Prague is at the centre of an extreme anti-augmentation prejudice sweeping the world. This mistrust is mirrored in their aggressive, militaristic police force, who look more like they’re waging war than keeping the peace.
Even though they’re living in a depressing cyberpunk future, the artists in Mankind Divided’s world have decorated the streets of their cities with beautiful, abstract sculptures like this. It’s the prettiest dystopia.
In Mankind Divided we witness the aftermath of the so-called Aug Event, in which augmented people around the world were driven violently insane and millions were killed. This explains why many fear the rise of the technology.
The city hubs in Mankind Divided are much larger and a lot richer in detail than those we explored in Human Revolution. In fact, Detroit and Hengsha feel positively tiny when compared to Prague and Golem City.
When Jensen arrives in Prague the train station is attacked by terrorists. He survives, of course, and later finds himself investigating the crime scene. Which would be easy if it wasn’t for the armed police guarding it.
A slightly redesigned version of Human Revolution’s combat rifle. The attention to detail in the game is remarkable, from its many futuristic weapons and vehicles, down to simple props like coffee cups and office furniture.

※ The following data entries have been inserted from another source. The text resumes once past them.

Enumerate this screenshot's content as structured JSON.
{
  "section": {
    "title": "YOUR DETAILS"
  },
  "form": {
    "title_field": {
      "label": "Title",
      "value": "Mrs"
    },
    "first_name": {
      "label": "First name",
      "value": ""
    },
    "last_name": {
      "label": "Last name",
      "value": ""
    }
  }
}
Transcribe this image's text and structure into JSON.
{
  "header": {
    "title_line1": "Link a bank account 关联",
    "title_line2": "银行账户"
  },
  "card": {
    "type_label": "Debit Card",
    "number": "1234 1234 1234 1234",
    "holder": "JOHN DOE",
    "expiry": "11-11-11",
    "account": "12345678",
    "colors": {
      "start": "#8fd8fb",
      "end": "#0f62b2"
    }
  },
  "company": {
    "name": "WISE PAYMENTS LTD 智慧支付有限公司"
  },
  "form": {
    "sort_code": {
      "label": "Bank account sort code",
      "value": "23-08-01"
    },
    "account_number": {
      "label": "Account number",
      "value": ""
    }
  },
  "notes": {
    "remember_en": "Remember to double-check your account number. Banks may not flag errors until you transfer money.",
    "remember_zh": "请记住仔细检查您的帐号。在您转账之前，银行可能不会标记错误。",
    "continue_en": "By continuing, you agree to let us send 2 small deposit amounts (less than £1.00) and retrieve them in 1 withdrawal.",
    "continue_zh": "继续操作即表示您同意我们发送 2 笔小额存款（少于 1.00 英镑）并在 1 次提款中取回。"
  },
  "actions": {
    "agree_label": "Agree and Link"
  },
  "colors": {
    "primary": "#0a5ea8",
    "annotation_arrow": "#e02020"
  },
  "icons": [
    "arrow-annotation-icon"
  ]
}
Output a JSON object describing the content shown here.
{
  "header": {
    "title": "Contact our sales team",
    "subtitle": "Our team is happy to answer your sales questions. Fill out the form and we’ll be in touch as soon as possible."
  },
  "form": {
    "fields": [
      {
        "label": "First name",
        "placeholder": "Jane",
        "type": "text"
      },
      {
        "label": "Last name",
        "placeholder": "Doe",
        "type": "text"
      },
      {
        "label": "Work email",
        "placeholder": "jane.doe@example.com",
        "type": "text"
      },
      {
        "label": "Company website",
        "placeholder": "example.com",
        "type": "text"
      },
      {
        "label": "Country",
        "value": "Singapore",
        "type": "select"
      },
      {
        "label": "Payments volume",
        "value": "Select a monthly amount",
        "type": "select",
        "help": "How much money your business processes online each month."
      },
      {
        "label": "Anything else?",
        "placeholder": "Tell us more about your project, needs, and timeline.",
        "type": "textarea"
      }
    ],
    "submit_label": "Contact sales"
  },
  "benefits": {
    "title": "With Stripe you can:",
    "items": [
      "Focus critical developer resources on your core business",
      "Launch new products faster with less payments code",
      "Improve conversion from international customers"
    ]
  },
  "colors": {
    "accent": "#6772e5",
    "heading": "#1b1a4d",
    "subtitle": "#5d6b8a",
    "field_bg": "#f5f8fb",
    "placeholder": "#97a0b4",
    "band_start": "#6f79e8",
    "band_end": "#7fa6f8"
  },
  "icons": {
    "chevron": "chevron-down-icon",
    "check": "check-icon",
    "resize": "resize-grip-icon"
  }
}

This cluttered bookshop in Prague is owned by Václav Koller, an underground augmentation specialist who Jensen helps out of a tight spot. The entrance to his illegal workshop is hidden, naturally, behind a bookcase.
A heavy police presence means tensions are always high in Golem City. As you walk the streets you’ll see augmented people pinned against walls being searched and hovering drones with spotlights scanning for trouble.
This is Viktor Marchenko, a member of the Augmented Rights Coalition. He’s believed to be behind numerous terrorist attacks, despite ARC’s founder, Talos Rucker, being opposed to violence.
The game’s prologue mission is set in Dubai, in this abandoned, half-built luxury hotel. It serves as a tutorial, reacquainting you with Jensen’s augmentations and giving you a taste of the slightly tweaked controls.